Using Gappy-POD to derive a reduced quadrature rule

Among various reduced-order modeling techniques, the combination of low-dimensional approximation using proper orthogonal decomposition (POD) and the Galerkin method is a promising approach. However, the POD–Galerkin method has a well-known drawback that the computation of the Galerkin projection is heavy, which overshadows the reduction of computational cost for solving simultaneous equations. To speed up the reduced-order model analysis, a hyper-reduction method, which approximately calculates the Galerkin projection, has been introduced. Although several hyper-reduction methods have been proposed up to date, currently, a reduced quadrature (RQ) method is widely used because of its stability. In the conventional RQ method, a sparse representation problem with ${\ell }_0$ pseudo-norm minimization under the non-negativity constraint is solved to derive an RQ rule. However, it is difficult to control the number of non-zero entries in the weight vector of RQ and the error of least-squares fitting.
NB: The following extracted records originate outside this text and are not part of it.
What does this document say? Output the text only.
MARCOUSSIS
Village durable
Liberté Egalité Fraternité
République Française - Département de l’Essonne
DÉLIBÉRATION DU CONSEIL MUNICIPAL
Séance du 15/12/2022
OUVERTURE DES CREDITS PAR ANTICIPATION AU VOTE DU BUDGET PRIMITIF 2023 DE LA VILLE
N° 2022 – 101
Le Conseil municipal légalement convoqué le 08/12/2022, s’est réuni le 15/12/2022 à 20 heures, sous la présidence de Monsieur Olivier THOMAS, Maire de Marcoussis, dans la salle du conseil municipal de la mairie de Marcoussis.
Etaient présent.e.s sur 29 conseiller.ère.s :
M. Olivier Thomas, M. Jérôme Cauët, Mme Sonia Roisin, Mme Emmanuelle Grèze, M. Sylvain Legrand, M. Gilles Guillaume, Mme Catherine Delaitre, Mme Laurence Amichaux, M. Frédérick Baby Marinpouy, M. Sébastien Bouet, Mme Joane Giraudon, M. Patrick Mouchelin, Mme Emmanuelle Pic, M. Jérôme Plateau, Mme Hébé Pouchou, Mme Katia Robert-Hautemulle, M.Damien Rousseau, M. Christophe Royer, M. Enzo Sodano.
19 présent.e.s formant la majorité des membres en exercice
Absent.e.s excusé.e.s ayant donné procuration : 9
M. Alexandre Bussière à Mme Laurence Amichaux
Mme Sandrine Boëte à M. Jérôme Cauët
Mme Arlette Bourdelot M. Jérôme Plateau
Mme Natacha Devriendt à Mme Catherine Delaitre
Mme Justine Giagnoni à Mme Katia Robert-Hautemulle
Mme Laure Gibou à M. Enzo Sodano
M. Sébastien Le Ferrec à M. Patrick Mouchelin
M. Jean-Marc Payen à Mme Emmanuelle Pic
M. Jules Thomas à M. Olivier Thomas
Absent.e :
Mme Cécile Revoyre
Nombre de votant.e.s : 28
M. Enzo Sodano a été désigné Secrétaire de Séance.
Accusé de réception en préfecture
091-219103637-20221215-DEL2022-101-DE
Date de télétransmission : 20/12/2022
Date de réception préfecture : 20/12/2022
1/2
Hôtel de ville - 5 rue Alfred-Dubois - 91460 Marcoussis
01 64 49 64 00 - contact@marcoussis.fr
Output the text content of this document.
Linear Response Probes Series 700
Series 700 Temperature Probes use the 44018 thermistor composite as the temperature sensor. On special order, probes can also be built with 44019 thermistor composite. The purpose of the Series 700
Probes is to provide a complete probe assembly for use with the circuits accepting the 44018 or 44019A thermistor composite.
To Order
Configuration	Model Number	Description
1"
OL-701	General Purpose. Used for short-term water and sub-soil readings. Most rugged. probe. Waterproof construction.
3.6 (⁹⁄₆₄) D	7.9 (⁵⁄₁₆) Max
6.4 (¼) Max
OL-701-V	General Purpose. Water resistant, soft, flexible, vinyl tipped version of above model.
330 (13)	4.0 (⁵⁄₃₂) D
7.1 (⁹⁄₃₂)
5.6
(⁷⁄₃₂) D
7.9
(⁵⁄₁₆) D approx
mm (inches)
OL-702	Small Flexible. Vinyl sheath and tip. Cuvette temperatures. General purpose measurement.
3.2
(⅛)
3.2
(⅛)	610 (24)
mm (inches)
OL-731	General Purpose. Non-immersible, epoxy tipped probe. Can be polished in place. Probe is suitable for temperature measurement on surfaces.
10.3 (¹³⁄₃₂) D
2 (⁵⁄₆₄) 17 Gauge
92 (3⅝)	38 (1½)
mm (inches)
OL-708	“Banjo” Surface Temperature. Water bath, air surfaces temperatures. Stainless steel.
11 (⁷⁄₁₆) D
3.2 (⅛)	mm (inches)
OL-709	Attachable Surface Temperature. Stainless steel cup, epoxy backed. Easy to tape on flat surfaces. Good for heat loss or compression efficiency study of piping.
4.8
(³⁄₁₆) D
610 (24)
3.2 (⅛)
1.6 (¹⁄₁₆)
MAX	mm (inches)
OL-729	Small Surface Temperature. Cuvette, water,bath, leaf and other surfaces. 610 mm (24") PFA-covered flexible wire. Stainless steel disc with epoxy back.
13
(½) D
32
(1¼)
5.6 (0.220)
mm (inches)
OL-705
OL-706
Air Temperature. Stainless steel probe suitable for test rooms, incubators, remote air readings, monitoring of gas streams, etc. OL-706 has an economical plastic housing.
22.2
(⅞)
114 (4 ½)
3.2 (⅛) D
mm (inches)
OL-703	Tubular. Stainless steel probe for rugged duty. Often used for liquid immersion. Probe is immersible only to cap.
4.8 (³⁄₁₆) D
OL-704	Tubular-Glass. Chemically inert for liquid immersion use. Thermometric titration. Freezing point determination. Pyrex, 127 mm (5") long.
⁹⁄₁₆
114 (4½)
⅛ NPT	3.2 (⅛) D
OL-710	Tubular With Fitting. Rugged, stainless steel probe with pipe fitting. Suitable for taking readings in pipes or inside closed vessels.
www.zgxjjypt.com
The purpose of the present study was to develop a new RQ derivation method to overcome this difficulty. The formulation of the new method is not based on the sparse representation but on Gappy-POD, which is a sparse sampling technique and was originally proposed for image reconstruction. To demonstrate the new method, we applied it to nonlinear dynamic structural analysis with geometrical nonlinearity and to incompressible viscous flow analysis. The results confirmed that the new method can provide a more accurate RQ rule than can the conventional method.